Something about the way she’s looking at me and the combination of her pale, freckled skin, shinning emerald eyes, and fire engine red hair reminds me of a super villain. My skin crawls. Luckily, I think I’m the only one who’s unnerved.

“You have a milk mustache,” Cassie notes as Anna giggles.

“Ugh,” Dolly groans as she gives Cassie a playful shove.

“Hey, what was that for? I’m the one who told you! Anna just cackled while Laura stared at you,” Cassie defended.

“They were being polite,” Dolly replies, then pauses. “Actually, Laura was being polite. Anna was kinda being a bitch.”

“Hey, I…” Anna bows her head in defeat, laughing again instead of defending herself.

“I’m your only true friend!” Cassie says, pointing at her.

“You’re too blunt for your own good,” Dolly grumbles as she gets up.

Cassie grins. “Look who’s talking.”

“Okay, I’m going to class.” Dolly starts to stomp off.

“You still have that milk mustache!” Cassie calls after her.

Dolly’s turns around, eyes narrowing as she grabs her napkin and wipes her mouth with a vengeance. “Better?”

“Perfect,” Cassie grins as Anna unsuccessfully tries to hide her laughter by placing her hand over her mouth.

Cassie shakes her thick, black hair and gets up with a sigh. “Damn. I should run too. Don’t know how I’m going to get over to campus by two.”

“Yeah…” Anna glances at her watch. She has to be in the studio in twenty minutes. “I’m probably going to be home late tonight, Laura.”

“I know,” I respond as they gather their bags and pile their napkins and plates on their trays. “See you two later.”

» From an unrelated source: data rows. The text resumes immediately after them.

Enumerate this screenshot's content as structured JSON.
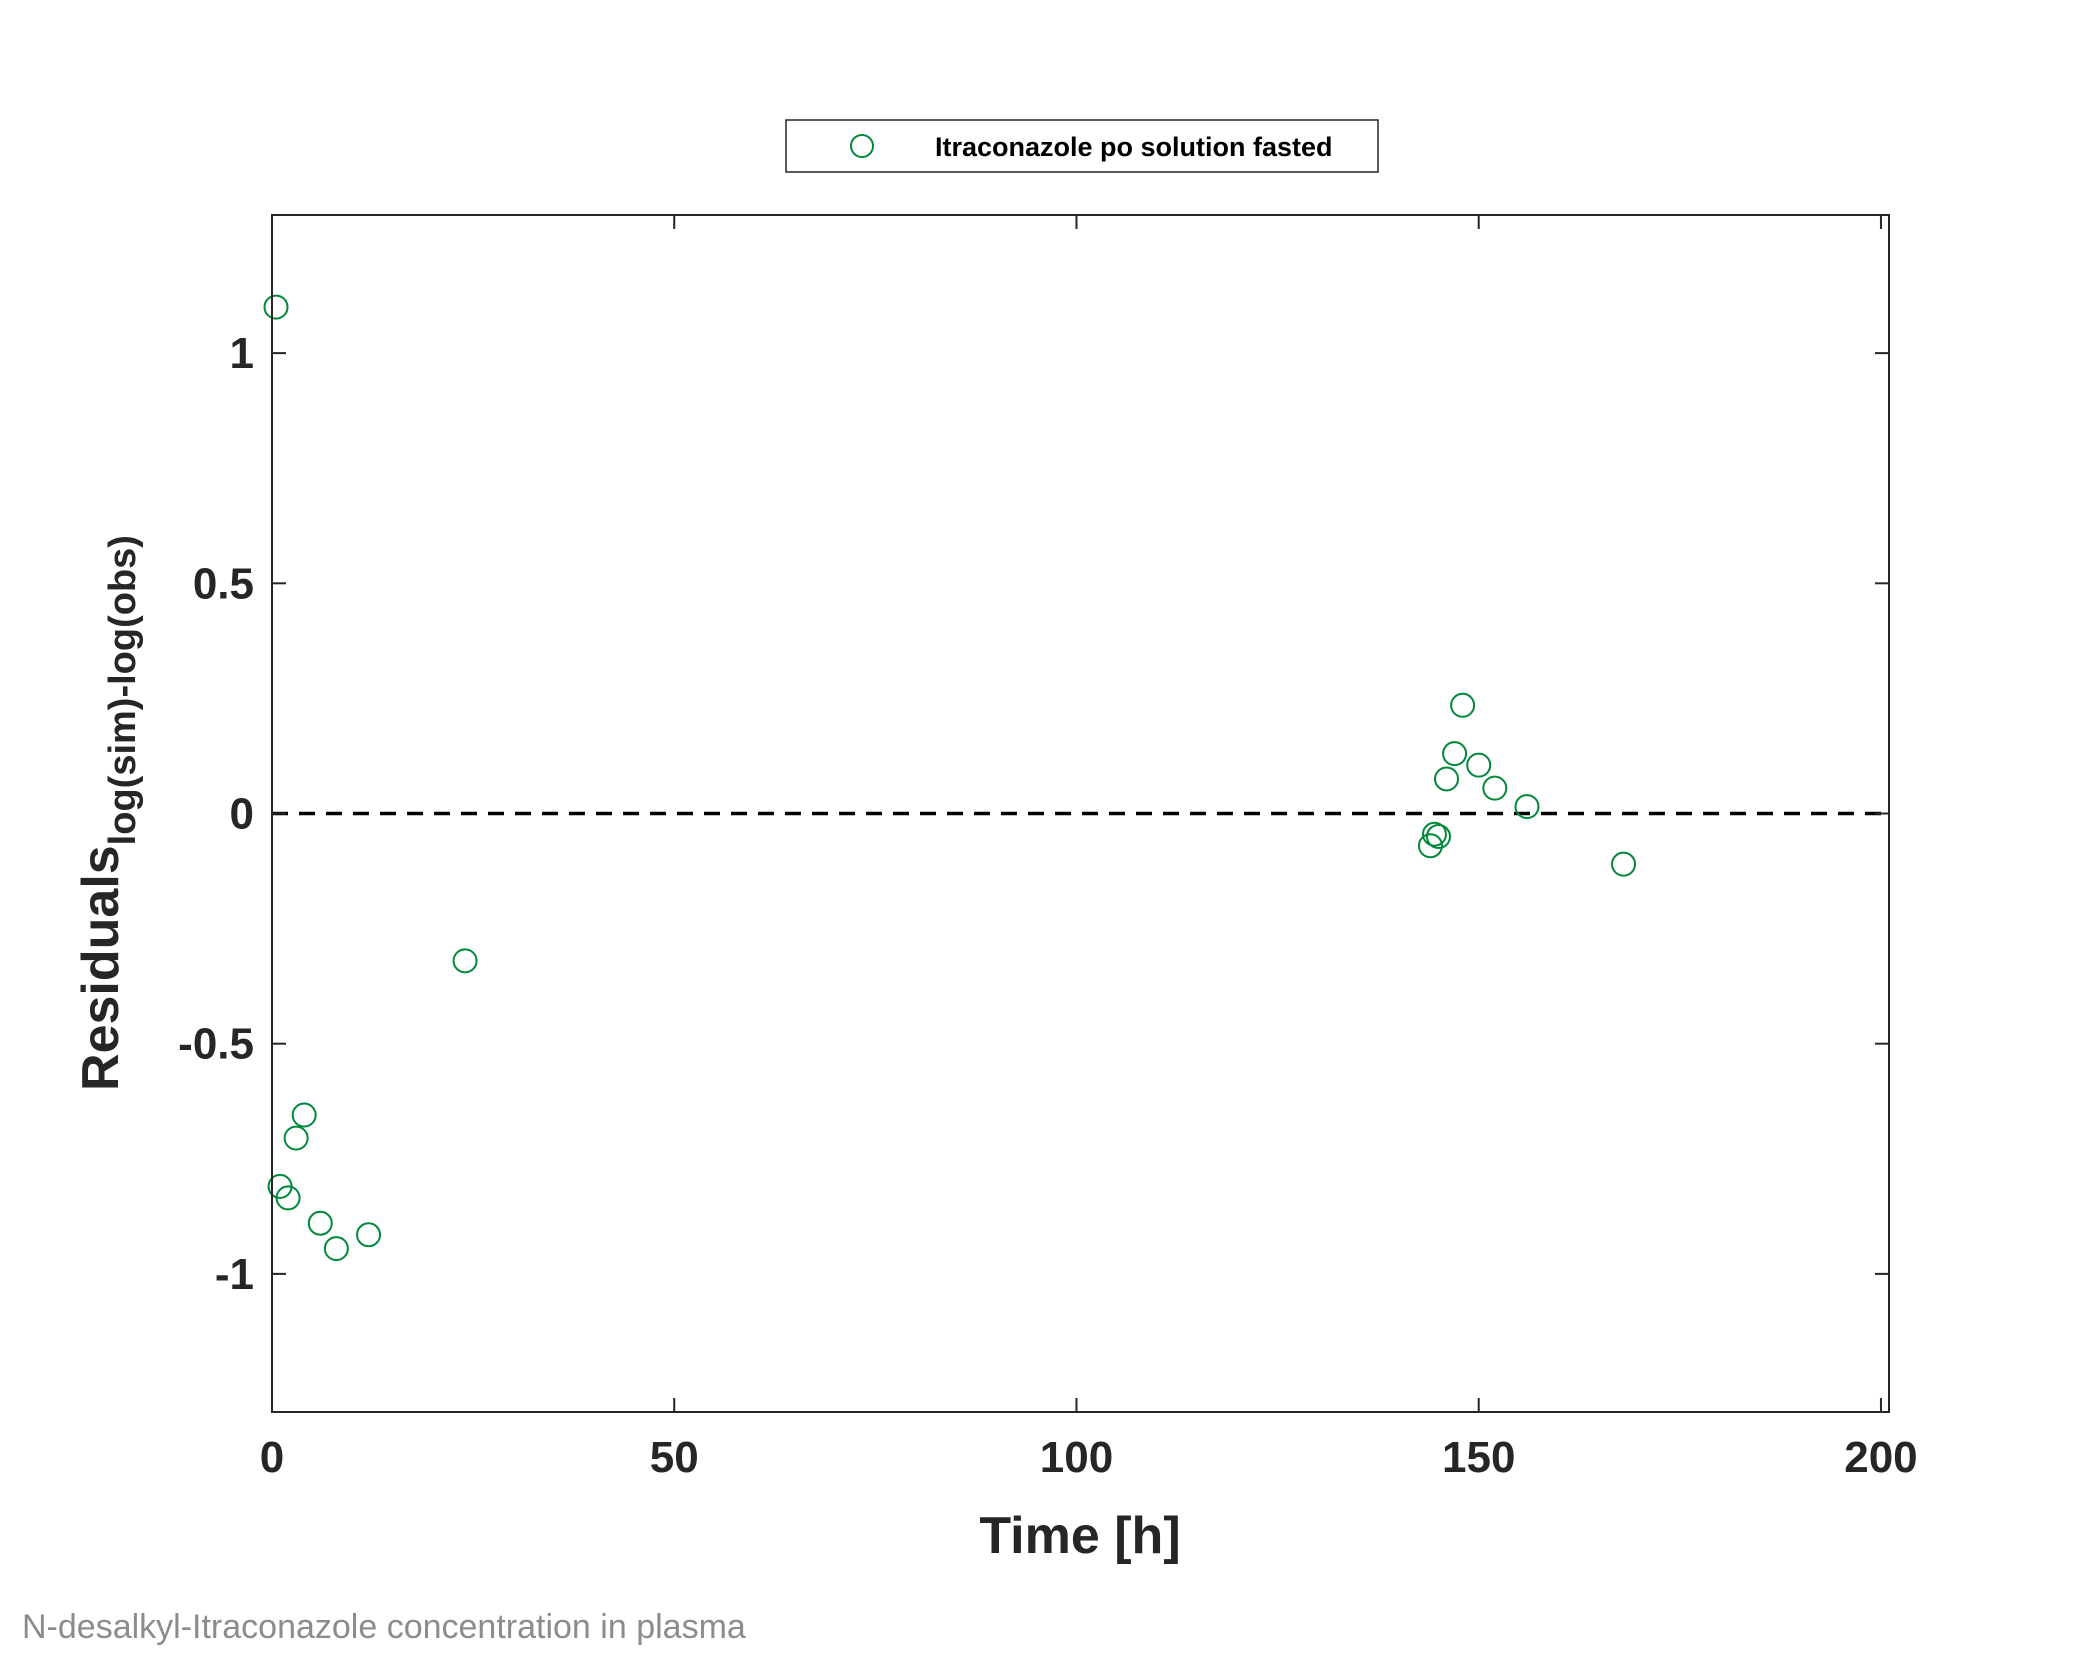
{
  "caption": "N-desalkyl-Itraconazole concentration in plasma",
  "chart_data": {
    "type": "scatter",
    "title": "",
    "xlabel": "Time [h]",
    "ylabel_main": "Residuals",
    "ylabel_subscript": "log(sim)-log(obs)",
    "xlim": [
      0,
      201
    ],
    "ylim": [
      -1.3,
      1.3
    ],
    "xticks": [
      0,
      50,
      100,
      150,
      200
    ],
    "xtick_labels": [
      "0",
      "50",
      "100",
      "150",
      "200"
    ],
    "yticks": [
      -1,
      -0.5,
      0,
      0.5,
      1
    ],
    "ytick_labels": [
      "-1",
      "-0.5",
      "0",
      "0.5",
      "1"
    ],
    "grid": false,
    "legend_position": "top-center",
    "reference_line": {
      "y": 0,
      "style": "dashed",
      "color": "#000000"
    },
    "series": [
      {
        "name": "Itraconazole po solution fasted",
        "marker": "open-circle",
        "color": "#00883b",
        "x": [
          0.5,
          1,
          2,
          3,
          4,
          6,
          8,
          12,
          24,
          144,
          144.5,
          145,
          146,
          147,
          148,
          150,
          152,
          156,
          168
        ],
        "y": [
          1.1,
          -0.81,
          -0.835,
          -0.705,
          -0.655,
          -0.89,
          -0.945,
          -0.915,
          -0.32,
          -0.07,
          -0.045,
          -0.05,
          0.075,
          0.13,
          0.235,
          0.105,
          0.055,
          0.015,
          -0.11
        ]
      }
    ]
  }
}
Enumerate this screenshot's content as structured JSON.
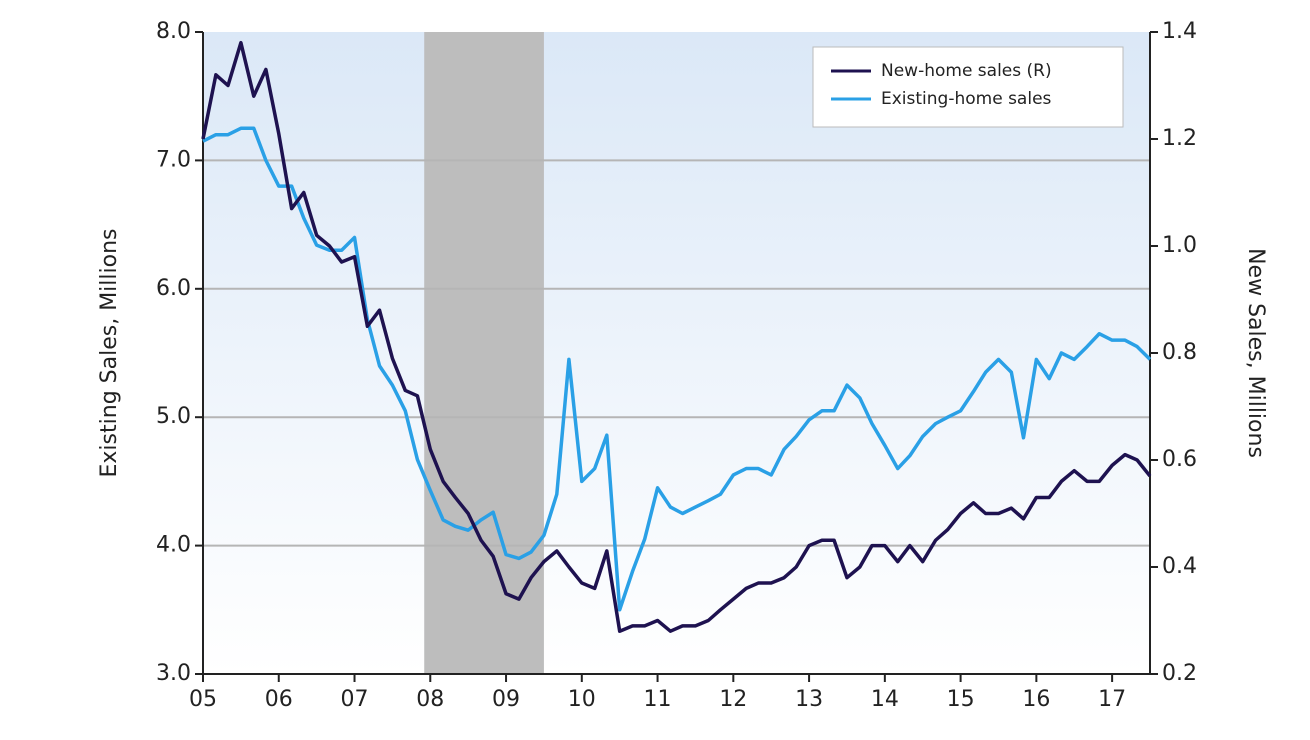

I don’t tell them where I’m going. My heart doesn’t stop racing until they’ve left the room, and even after, I remember the challenging look in Dolly’s eyes. She thought I looked distracted—that something was up. Maybe she guessed…

I don’t finish that thought. I tell myself it’s stupid. She can’t possibly know. And even if she does know, so what? I am just sort of seeing someone. I haven’t told them because it’s kind of one-sided and I’m not even sure if it will amount to anything, or what it even is.

I double check that my purse is zipped before pulling it over my shoulder. His letter is inside—the one asking me to go to the fountain. I feel a little tipsy when I stand. I have a feeling that today, everything will change.

Chapter 2

I sometimes play at the Orpheus fountain. It’s a good way to make money, and it allows me to practice in front of an audience.

I’ve already had enough practice this week. I’ve come three times already. I didn’t need to come again today, and I wouldn’t have if he hadn’t asked me to.

I sit on the pavement and lean back into the fountain. Behind me, water rustles like leaves in a forest, except there is almost no vegetation in the center of the city. Three strangled trees stand up from the sidewalk. Right now their limbs are bare. Even in spring their leaves are small and make no sound that can be heard over the carts on the trolley rails, the people walking past, and the honks and curses and sounds of traffic.

But when I shut my eyes and lean back, I can hear the water. Cool cement seeps into the back of my shirt. The rim of the fountain is hard on the back of my neck, but the sound of water soothes me. It’s a hint of nature and solitude within the city. I try to find that kind of peace every time I play. It reminds me of the home I left behind.